E como tê-la? Todos nós temos uma cota de problemas, mas o que me chama a atenção é a nossa competência em insistir chamar de "rotina" o que, na realidade, são pequenos naufrágios diários: o boleto que vence antes do salário, as horas perdidas no trânsito - por dia - que não serão repostas, a irritante fila do supermercado, o cansaço que não se desfaz nem mesmo com oito horas de sono, uma expectativa que a realidade não entrega. Vivemos remendando esses furos, na esperança de que, algum dia, a nossa vida se pareça mais com aquele filme americano que assistimos num domingo à tarde romantizado em um final feliz. Almejamos isso quando, na vida real, certas vezes, o final nem é deslumbrante e, por vezes, nem sequer há um final, mas sim uma continuidade meio desgastada que se arrasta enquanto o relógio avança.
Vivemos nos matando de ansiedade por um futuro melhor enquanto adiamos os pequenos prazeres do presente como tomar um café da manhã com calma, sem rolar o feed de notícias. Ou aproveitar o silêncio, sem a pressa de preencher cada segundo com alguma tarefa. Ou até mesmo quando damos voz à necessidade de dar conta de dois ou mais deveres simultaneamente. Nos custa entender que a vida não é uma sucessão de conquistas, mas um mosaico de acertos e erros. É autodestrutiva a fadiga de viver em uma realidade cujo "todo dia" parece uma repetição mal ensaiada do dia anterior.
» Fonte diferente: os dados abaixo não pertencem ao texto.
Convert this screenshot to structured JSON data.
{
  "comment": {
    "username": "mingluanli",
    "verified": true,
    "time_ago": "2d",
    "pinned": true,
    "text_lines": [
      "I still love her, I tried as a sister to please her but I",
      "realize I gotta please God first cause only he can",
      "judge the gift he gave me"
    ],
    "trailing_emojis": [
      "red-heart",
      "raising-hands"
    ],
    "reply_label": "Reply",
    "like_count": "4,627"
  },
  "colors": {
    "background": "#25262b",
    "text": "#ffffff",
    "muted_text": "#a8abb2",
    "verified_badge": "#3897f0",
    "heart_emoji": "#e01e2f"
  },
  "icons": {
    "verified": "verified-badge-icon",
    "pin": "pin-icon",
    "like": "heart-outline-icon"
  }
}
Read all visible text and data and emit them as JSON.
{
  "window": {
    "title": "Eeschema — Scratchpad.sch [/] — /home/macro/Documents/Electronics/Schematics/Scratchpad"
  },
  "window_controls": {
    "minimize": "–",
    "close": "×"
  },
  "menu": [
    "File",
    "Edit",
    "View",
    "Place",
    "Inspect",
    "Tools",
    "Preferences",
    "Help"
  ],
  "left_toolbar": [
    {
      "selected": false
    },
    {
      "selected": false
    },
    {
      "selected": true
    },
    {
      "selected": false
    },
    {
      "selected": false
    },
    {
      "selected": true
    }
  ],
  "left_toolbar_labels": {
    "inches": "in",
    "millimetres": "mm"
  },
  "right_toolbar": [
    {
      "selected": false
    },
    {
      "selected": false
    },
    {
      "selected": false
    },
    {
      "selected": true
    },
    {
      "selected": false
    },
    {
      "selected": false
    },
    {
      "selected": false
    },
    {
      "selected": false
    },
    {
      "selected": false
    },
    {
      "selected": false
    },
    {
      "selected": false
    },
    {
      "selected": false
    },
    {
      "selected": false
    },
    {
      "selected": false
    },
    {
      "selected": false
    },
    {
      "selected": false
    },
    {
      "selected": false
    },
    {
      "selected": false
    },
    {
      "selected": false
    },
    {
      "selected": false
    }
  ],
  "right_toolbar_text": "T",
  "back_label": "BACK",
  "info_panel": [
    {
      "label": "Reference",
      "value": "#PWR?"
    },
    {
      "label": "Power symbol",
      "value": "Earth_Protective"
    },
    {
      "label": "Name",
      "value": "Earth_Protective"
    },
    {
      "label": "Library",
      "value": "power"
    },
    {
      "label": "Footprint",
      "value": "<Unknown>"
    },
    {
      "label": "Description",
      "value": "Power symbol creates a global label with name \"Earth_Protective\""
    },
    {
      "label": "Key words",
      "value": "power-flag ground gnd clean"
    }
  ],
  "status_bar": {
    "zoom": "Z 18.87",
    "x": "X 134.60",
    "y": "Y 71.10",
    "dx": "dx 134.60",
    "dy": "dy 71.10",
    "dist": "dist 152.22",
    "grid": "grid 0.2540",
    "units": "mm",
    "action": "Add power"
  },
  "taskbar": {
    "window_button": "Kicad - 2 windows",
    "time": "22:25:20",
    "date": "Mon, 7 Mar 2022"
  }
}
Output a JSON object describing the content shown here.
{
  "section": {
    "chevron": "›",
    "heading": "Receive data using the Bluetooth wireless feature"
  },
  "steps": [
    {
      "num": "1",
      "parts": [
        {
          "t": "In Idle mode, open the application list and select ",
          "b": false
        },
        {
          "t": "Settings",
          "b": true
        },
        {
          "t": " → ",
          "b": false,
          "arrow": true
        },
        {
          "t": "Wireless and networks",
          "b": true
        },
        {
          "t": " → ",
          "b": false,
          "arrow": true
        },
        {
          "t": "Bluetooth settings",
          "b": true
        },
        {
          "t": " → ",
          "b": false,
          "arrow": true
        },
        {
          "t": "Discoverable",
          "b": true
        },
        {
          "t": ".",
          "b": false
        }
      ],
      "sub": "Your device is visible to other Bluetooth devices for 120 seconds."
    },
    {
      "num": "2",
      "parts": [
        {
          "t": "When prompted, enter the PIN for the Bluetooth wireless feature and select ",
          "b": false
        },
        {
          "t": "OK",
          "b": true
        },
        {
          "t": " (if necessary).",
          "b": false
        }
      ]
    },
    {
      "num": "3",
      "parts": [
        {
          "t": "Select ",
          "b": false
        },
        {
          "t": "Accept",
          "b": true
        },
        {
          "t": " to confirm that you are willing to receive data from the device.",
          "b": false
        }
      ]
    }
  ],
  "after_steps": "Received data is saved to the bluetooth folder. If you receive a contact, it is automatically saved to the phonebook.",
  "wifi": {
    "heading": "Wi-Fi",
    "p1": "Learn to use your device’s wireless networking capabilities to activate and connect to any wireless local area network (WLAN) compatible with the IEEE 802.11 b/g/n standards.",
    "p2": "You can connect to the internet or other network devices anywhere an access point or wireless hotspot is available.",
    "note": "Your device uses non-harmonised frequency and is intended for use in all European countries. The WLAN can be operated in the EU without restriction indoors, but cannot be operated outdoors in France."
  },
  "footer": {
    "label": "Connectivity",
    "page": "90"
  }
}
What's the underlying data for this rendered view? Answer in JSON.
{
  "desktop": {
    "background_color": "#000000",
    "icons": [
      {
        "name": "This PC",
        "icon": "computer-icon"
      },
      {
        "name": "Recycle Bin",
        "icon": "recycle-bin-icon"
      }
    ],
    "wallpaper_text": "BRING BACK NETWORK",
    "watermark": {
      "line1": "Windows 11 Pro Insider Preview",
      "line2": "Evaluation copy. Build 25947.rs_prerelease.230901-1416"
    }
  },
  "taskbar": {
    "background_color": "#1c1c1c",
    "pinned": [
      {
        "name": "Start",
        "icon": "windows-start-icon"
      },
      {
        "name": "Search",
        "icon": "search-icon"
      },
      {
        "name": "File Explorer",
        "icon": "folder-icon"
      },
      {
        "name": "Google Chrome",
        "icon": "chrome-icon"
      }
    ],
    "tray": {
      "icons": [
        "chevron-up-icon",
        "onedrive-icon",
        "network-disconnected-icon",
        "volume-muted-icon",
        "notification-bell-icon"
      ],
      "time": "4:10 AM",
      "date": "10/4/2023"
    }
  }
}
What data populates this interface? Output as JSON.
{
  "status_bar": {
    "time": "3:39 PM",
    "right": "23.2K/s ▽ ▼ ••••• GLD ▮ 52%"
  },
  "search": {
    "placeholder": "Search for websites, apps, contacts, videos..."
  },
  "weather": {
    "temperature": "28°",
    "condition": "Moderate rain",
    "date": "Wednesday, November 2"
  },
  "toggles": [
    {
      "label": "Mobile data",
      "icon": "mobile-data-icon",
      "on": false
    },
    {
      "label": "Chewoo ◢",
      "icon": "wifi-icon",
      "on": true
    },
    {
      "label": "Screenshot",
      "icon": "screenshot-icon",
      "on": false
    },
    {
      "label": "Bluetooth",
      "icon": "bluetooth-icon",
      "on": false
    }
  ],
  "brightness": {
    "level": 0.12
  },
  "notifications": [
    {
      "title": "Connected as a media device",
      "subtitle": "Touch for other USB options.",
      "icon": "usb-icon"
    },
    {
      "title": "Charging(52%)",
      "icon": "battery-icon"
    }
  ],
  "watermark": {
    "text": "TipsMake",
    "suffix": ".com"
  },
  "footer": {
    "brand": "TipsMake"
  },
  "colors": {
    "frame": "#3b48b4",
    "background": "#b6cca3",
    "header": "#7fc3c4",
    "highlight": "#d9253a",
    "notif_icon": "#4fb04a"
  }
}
O segredo, então, talvez esteja admitir que nem todos os dias serão épicos e que, certas vezes, o ato mais revolucionário que podemos fazer é viver o ordinário como se fosse o extraordinário, porque, no final das contas, a alegria - se é que existe - mora nas entrelinhas dos dias comuns e na singela presença de quem realmente importa. E aí, você seria capaz de se permitir viver por você e pelos seus?
Até o próximo texto!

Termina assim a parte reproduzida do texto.